A Waikato mother who dialled 111 when her 4-day-old baby couldn't breathe properly says she is lucky the incident wasn't "life or death" as concerns about single-crew ambulances increase.
Roseanne Underwood-Cadman and husband Simon Cadman's new baby, Maia, was less than 100 hours old when they called emergency services to their home in the middle of the night.
With Maia struggling to breathe properly, the couple asked for an ambulance to rush to their Ohaupo home. But when the ambulance arrived and the single crew member confirmed Maia needed hospital attention, they all had to wait for another ambulance to be ordered before there were enough staff to handle the emergency.
In the 10 minutes it took for the second emergency crew to arrive, Mrs Underwood-Cadman says the scenario could have had tragic consequences - and single-crew ambulances were not fair for patients, families or the paramedics trying to do their job.

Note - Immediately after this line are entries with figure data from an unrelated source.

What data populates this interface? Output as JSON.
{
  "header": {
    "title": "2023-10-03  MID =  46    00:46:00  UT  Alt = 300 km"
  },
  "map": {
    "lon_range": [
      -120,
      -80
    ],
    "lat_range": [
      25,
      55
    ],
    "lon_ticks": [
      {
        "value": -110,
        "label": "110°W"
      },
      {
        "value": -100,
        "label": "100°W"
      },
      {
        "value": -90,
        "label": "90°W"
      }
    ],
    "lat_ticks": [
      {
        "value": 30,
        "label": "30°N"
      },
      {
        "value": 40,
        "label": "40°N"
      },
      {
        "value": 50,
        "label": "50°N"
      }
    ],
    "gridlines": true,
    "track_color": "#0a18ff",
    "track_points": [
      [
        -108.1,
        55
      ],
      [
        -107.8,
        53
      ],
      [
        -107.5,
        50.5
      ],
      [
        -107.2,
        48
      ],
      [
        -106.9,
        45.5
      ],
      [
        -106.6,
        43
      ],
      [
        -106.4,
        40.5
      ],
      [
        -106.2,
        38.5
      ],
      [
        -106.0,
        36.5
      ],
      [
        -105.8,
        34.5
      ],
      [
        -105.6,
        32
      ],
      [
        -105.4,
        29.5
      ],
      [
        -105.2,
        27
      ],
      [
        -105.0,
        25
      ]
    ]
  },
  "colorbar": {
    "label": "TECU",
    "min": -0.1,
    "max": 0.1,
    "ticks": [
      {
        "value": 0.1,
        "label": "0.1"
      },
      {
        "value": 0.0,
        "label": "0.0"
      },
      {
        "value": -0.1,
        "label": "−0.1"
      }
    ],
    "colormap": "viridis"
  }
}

"We were lucky it didn't turn out to be a life-and-death situation," she said. "It was a pressurised situation to have a 4-day-old baby with a breathing problem and a paramedic saying she needed to go to hospital - but they weren't able to do that.
"Having one ambulance turn up really quickly, only to have to wait another 10 minutes for another so there were enough people to drive and take care of Maia in the back of the ambulance ... It's not fair for anyone involved.
"The paramedics are doing a good job, there's just not enough of them."
Mrs Underwood-Cadman says she was compelled to share her experience from July 2015 after the Weekend Herald revealed a letter to the Government that said St John would stop sending some ambulances within two years because it could not guarantee the safety of patients with single crews.
St John chief executive Peter Bradley says the emergency service needs an injection of millions of dollars and hundreds of new emergency staff.
In light of Mrs Underwood-Cadman's account, St John said that in life-threatening situations at least two emergency staffers would be dispatched, though high demand could mean exceptions. In Maia's case, the urgency was well understood and resources were dispatched accordingly.